A major driver of better value for money outcomes with PPP projects is the rigour imposed by the project development process. Although processes vary in each country and state, a PPP originates with a state department or agency and is evaluated with a view to the procurement options with Treasury oversight. When the project is nominated as a PPP, the agency prepares the output specification and proceeds through the approval “gateways” (see Table 3).

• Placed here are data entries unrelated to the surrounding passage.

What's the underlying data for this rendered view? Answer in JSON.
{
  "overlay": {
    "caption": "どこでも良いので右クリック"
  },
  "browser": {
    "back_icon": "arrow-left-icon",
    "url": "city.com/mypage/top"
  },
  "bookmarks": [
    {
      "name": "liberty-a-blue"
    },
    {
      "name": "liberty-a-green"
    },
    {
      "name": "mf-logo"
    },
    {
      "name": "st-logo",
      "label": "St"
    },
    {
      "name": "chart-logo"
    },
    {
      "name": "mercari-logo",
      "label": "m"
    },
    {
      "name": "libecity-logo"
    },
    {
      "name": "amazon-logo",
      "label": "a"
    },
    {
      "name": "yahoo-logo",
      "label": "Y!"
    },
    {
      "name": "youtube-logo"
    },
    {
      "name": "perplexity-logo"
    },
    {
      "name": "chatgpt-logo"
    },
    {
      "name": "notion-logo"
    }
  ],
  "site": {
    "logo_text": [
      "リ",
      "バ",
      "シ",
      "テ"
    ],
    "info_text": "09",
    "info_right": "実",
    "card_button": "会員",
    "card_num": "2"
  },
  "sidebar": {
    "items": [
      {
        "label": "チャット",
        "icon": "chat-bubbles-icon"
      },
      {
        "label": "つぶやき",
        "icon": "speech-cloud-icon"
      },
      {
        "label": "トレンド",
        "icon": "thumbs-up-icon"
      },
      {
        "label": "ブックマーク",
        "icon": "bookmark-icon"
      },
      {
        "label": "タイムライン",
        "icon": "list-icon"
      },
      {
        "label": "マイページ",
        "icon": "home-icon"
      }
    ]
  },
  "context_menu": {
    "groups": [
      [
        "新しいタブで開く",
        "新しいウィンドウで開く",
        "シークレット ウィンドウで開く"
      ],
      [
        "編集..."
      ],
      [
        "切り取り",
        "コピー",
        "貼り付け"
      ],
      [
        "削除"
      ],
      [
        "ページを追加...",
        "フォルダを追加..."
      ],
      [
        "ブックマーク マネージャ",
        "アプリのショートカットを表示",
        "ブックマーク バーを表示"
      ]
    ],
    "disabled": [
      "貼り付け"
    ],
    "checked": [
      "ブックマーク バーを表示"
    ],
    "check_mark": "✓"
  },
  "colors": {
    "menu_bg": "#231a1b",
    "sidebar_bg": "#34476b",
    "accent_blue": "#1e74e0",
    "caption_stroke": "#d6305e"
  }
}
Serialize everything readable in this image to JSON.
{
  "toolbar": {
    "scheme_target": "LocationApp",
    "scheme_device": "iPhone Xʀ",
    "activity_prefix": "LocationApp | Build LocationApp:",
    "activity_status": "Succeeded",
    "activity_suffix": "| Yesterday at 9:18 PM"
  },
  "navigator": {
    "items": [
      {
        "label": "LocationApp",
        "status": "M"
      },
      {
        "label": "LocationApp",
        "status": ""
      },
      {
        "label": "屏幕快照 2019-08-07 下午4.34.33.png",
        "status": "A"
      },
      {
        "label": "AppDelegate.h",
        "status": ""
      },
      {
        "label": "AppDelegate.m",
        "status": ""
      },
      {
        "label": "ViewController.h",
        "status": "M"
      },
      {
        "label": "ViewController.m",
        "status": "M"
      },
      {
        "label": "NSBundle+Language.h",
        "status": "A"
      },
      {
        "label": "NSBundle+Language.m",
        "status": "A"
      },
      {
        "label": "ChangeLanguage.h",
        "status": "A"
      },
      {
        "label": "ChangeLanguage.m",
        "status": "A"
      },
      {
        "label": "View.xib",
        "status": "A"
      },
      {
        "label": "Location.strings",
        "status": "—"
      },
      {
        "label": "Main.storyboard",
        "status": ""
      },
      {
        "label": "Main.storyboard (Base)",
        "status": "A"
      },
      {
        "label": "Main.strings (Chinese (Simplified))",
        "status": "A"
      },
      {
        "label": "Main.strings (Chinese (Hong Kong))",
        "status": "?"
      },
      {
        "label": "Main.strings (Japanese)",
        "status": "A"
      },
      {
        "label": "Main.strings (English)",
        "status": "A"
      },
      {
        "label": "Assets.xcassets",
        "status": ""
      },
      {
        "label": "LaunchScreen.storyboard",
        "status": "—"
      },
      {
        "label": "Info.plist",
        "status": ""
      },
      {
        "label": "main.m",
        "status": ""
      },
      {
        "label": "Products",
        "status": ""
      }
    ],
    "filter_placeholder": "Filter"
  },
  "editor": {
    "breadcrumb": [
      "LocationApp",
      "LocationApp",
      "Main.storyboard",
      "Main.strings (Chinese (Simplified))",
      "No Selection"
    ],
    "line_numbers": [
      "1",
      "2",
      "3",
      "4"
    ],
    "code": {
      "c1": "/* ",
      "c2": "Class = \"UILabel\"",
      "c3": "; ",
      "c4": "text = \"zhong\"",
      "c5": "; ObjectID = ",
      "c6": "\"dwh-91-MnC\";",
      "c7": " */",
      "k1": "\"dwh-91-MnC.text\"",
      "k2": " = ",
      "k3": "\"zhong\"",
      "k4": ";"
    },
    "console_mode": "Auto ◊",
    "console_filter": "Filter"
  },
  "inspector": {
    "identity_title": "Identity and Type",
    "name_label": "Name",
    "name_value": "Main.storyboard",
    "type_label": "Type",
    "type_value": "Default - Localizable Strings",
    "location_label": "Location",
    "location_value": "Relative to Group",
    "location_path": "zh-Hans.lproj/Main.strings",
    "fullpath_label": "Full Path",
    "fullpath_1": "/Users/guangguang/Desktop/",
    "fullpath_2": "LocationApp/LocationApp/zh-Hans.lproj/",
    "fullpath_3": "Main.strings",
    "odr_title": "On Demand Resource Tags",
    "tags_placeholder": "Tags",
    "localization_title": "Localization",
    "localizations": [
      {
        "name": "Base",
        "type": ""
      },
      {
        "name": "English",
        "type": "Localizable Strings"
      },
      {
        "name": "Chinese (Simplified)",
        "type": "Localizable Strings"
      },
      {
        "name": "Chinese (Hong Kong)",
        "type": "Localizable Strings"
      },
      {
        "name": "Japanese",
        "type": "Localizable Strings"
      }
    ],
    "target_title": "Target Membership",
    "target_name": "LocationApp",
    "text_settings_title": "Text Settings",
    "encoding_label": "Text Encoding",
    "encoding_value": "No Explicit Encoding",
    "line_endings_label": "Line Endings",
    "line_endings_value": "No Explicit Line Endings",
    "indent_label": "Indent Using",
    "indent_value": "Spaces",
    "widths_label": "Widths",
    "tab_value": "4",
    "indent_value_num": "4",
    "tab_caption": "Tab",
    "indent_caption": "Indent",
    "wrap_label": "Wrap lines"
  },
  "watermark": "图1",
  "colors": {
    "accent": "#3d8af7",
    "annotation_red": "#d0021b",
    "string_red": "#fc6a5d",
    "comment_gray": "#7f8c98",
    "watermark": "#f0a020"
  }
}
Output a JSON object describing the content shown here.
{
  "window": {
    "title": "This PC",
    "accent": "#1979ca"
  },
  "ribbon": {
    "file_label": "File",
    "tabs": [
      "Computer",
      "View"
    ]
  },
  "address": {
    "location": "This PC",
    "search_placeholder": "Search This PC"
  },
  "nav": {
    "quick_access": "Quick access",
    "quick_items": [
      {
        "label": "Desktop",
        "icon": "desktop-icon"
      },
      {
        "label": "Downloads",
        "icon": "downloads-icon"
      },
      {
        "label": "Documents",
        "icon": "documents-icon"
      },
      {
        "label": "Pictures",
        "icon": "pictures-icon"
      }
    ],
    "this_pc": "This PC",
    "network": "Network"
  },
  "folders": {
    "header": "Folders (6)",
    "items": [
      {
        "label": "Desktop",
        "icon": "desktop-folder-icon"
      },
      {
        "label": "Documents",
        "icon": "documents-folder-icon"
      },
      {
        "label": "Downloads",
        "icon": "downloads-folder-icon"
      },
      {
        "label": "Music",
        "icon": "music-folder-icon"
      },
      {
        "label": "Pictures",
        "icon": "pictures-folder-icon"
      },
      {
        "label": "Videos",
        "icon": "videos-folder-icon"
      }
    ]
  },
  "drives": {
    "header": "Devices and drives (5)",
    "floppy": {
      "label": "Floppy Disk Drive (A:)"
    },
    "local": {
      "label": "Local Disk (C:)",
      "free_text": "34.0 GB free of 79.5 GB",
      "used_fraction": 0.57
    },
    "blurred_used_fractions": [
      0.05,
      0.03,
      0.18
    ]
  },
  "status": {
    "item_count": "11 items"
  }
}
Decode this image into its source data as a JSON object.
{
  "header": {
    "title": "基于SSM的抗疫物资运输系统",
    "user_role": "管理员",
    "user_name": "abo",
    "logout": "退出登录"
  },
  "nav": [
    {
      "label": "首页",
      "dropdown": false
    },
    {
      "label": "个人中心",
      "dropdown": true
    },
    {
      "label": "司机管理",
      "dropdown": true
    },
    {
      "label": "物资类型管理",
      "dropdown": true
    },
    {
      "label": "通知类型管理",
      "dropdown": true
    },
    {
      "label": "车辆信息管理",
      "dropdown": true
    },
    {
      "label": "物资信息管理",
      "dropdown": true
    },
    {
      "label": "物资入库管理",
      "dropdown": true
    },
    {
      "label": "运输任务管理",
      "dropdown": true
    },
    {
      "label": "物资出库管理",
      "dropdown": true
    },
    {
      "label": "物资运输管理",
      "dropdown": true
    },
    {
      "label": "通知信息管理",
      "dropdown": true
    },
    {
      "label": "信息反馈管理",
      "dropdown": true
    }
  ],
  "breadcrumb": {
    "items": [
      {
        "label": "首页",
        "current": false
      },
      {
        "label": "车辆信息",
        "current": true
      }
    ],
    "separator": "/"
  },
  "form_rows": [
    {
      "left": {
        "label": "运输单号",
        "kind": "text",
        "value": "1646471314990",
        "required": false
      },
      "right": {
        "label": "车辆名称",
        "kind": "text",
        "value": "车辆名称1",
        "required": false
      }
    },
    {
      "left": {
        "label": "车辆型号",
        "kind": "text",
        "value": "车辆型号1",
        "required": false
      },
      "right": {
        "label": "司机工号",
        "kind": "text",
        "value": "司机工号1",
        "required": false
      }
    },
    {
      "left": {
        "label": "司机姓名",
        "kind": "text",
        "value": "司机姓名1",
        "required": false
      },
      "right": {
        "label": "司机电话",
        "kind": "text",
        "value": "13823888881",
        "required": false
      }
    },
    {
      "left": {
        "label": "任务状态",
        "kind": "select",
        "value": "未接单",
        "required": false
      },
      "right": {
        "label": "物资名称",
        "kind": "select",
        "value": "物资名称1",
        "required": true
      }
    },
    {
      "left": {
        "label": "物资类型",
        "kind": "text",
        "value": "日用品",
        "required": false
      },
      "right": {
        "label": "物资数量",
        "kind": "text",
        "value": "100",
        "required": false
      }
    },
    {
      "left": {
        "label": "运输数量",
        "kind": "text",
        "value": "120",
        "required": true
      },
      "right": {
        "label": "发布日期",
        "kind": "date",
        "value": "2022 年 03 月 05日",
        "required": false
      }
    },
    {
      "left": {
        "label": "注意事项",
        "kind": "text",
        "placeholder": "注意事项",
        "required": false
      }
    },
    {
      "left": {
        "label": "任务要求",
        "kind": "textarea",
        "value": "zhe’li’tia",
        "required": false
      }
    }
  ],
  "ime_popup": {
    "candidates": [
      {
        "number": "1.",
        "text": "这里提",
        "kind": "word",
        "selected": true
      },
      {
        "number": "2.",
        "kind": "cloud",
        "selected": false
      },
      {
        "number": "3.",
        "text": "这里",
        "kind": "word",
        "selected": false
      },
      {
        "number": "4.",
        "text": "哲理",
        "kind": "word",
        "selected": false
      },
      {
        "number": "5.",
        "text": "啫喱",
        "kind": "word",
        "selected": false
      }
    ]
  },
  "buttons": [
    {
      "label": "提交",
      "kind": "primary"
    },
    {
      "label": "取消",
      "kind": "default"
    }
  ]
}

Table 4 The PPP Project Delivery Framework
| Step | Benchmarks |
| 1. Identify the service need | Output specification |
| 2. Appraise the options | Procurement alternatives |
|
| Evaluate financial impacts |
| 3. Develop the business case | Risk identification |
|
| Cost benefit analysis |
|
| Build the PSC |
| 4. Project development | Commercial principles |
| 5. The bid process | EOI, RfP, evaluate bids |
| 6. Project finalisation review | VfM determination |
| 7. Final negotiation | Contract & financial close |
| 8. Contract management | Formalise contract management, monitor project delivery, CAM |
The value of the PSC will also depend on the bid criteria which may include the PPP franchise term, user charges such as a toll, state charges such as an availability cost of a hospital bed, or up-front payments to the state. In the case of the Eastlink project in Melbourne, the project was awarded to the bidder with the lower user charges and the bidder based its tariffs on traffic forecasts somewhat higher than those forecast in the PSC. This was considered in the interest of toll users and met both the quantitative and qualitative value for money tests applied under the Partnerships Victoria model. In the United Kingdom, the PSC is being gradually being eliminated from the PPP evaluation process.